The sign for the Russell Garrison on Fort Street was put up in 2018 and announces the site’s inclusion on the National Register of Historic Places, briefly describing what occurred there in Dartmouth’s early days.
But controversial language describing a historic conflict known as King Philip’s War has now been removed from the sign after public outcry.
“On this site inside the home outlined by its remaining foundation, local citizens sheltered in 1675 as they sought safety from attacking Native Americans,” the sign used to read.
At a public hearing on September 9, residents took issue with the language, stating that it was too simplistic for the complex history and that it appeared to be written from the point of view of the colonists.
“We listened, and we removed what was considered controversial wording,” said Commission Chair Judith Lund. “I went over and edited the sign to make it less of an issue.” She added that the words were “easy to remove.”
At the end of the hearing the Historical Commission voted to set up a subcommittee to work on the language for a new sign.

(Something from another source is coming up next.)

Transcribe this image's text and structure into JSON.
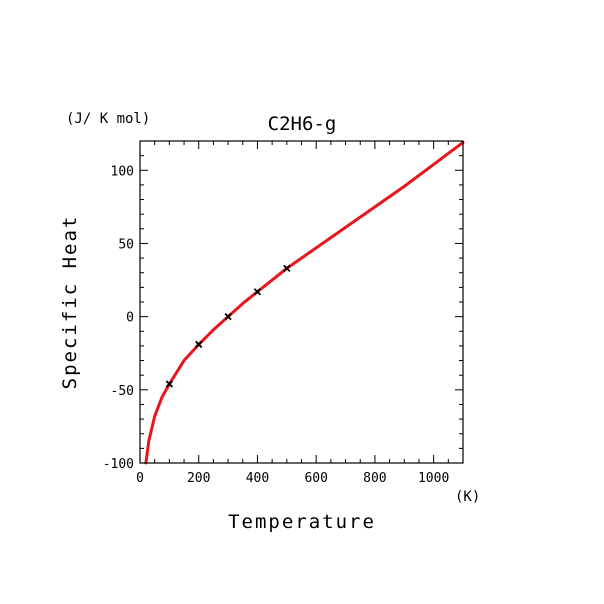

Lund stated the subcommittee’s first meeting will take place next week.
The garrison site was built by John Russell and was used as a refuge for settlers during the conflict in 1675. Although the structure itself is gone, the stone foundation can still be seen from the street.
According to archaeologist Holly Herbster — who has extensively researched historical accounts of the garrison — in July 1675, a group of Native Americans surrendered their weapons and sought refuge at the site. But they were later taken to Plymouth, where they were sold into slavery.